Effect sizes (βs) with 95% confidence or credible intervals for the two research questions reported by the analysis teams in the Many-Analysts Religion Project. The top row shows the βs for the effect of religiosity on self-reported well-being (Research Question 1), and the bottom row shows βs for the effect of cultural norms of religion on the relation between religiosity and self-reported well-being (Research Question 2). Left are the βs for teams in the blinding condition (in green), and right are panels for teams in the preregistration condition (in orange). The βs are ordered from smallest to largest.

Total hours worked

We conducted an exploratory analysis to test whether the effect of total hours worked goes in the direction opposite to our predictions, that is, whether the total hours worked to plan and execute the task is higher for teams in the analysis-blinding condition than for teams in the preregistration condition. The data suggest inconclusive evidence for this hypothesis, BF₊₀ = 1.511.

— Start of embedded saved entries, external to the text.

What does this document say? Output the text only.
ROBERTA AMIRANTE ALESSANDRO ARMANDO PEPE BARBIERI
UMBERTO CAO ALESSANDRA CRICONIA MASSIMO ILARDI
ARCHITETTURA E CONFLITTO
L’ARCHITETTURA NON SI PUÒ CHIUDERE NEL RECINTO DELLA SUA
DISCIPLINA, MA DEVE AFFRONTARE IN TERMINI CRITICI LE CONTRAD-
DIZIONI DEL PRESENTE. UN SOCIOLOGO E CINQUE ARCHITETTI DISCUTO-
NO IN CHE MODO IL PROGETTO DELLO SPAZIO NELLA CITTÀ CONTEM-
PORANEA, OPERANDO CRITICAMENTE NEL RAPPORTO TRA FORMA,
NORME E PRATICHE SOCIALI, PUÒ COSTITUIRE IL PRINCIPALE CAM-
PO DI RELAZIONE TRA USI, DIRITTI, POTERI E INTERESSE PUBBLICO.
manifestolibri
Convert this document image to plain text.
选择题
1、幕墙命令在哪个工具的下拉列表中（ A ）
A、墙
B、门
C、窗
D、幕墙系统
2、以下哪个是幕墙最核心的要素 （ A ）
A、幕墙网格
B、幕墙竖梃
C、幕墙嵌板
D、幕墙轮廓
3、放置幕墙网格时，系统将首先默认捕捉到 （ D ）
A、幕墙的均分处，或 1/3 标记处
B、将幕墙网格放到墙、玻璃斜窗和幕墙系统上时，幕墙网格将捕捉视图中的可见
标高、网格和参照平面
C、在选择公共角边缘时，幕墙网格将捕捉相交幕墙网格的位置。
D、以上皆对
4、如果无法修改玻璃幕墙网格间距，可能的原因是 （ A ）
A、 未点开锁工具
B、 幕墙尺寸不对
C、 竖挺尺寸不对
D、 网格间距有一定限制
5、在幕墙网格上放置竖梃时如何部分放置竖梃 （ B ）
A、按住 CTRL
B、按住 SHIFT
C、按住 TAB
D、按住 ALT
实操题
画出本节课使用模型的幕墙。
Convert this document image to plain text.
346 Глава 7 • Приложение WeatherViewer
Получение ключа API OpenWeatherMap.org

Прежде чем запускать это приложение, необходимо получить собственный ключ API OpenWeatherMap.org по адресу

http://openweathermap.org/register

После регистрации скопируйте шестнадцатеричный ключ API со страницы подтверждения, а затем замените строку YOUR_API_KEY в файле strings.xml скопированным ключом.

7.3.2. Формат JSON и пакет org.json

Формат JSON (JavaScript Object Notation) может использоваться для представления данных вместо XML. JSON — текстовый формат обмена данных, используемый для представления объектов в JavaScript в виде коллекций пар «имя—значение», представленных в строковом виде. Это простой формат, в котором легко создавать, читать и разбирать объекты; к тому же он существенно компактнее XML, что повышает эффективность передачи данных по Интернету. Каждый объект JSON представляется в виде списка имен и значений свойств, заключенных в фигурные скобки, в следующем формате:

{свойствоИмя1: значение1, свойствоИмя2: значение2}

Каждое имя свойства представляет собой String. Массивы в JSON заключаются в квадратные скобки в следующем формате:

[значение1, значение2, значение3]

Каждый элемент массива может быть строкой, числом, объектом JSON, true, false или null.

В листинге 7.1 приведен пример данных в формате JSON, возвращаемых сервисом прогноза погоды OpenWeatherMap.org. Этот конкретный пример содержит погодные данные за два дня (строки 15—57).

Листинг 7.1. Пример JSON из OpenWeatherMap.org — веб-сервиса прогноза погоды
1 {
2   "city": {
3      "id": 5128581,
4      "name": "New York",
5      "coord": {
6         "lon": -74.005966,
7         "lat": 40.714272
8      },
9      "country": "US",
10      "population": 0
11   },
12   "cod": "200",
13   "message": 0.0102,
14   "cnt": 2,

In addition, we compared the reported hours worked between the two project stages. Figure 6 illustrates the responses of the reported work hours separately for Stage 1 and Stage 2. The difference in total hours worked was the largest in Stage 1 of the project, that is, when preregistering the analysis or analyzing the blinded data. Here, teams in the analysis-blinding condition took about twice as much time (M = 19.11, SD = 18.33) than teams in the preregistration condition (M = 8.43, SD = 7.31).

Fig. 6.

Reported total hours worked of (top) Stage 1 and (bottom) Stage 2 for each analysis team. (Upper, in orange) Responses of teams in the preregistration condition. (Lower, in green) Responses of teams in the analysis-blinding condition. In Stage 1, teams required more time on creating an executable script using the blinded data than teams who created a preregistration. In Stage 2, teams in both conditions required approximately the same amount of time for executing their analysis. Points are jittered to enhance visibility.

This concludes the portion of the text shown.